INSURANCE
Irdai committee suggests reduction in entry-level capital requirement for micro-insurance companies
Oct-12-2020

The Insurance Regulatory and Development Authority of India (Irdai) committee has suggested reduction in entry-level capital requirement for standalone micro-insurance companies to Rs 20 crore from the current Rs 100 crore with a view to accelerate expansion of this segment of insurance market in the country. The committee set up by the Irdai to suggest steps to promote micro-insurance said that like other nations India too will need to attract multiple players if it wants to substantially increase insurance penetration.

The report of the committee said ‘This is all the more urgent in the current context of the COVID-19 pandemic when millions of Indians, especially in the informal sector, have lost their livelihoods, are now leading more insecure lives and are falling back into poverty’. It noted that for low-income families, calamities such as illnesses, accidents, death or the loss of assets often have very grave financial consequences. Such events can push these families deeper into poverty as their meagre resources get depleted. It said many get drawn into debt traps as they borrow beyond their means, sell productive assets, take children out of school or put them to work, compromise on food, or leave sickness untreated.

A 2013 report, cited by the panel, noted that the Indian micro-insurance sector has only covered 9 per cent of the overall population and 14.7 per cent of the potential micro-insurance market size in the country. After discussions with organisations that have been providing micro-insurance, national and international experts, the committee has made several recommendations.

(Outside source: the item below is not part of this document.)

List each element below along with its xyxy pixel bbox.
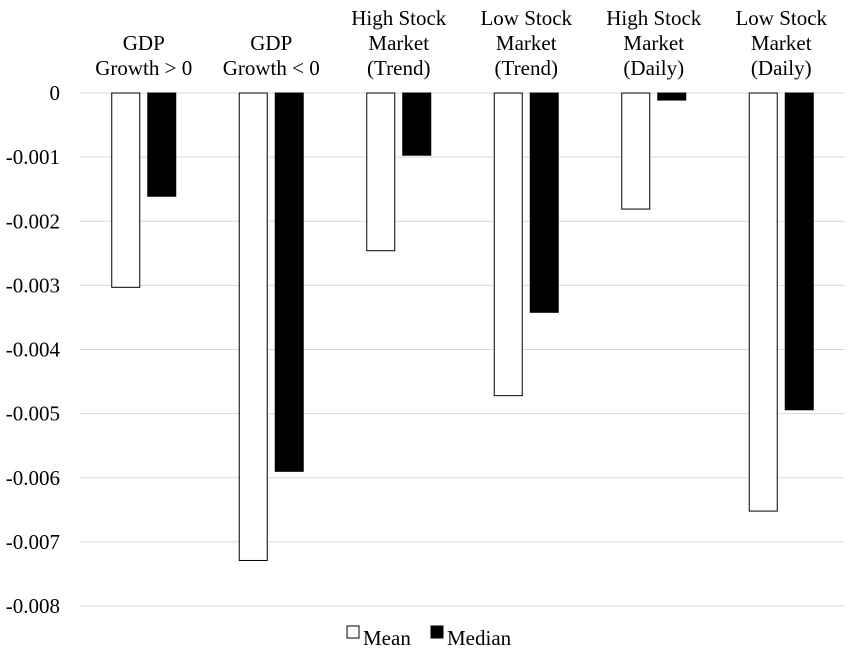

One of them is that ‘entry-level capital requirement for standalone micro-insurance entities should be reduced to Rs 20 crore maximum from the current Rs 100 crore’. Also, risk-based capital (RBC) approach should be adopted to enable the progressive growth of the micro-insurance business while maintaining the highest prudential standards.

‘Micro-insurance companies (as well as cooperatives and mutuals) should be allowed to act as composite insurers to transact both life and non-life business through a single entity. Their portfolios should have a balance of both life and non-life business’ is another key suggestion made in the report. The report also suggested that Irdai and/or the central government may establish a Microinsurance Development Fund to support and promote the growth of this business across the country. Irdai had constituted the committee in February 2020 consisting of members from NGOs, independent consultants and other persons having experience of working in financial inclusion and regulatory fields, to study the concept of standalone micro-insurance companies.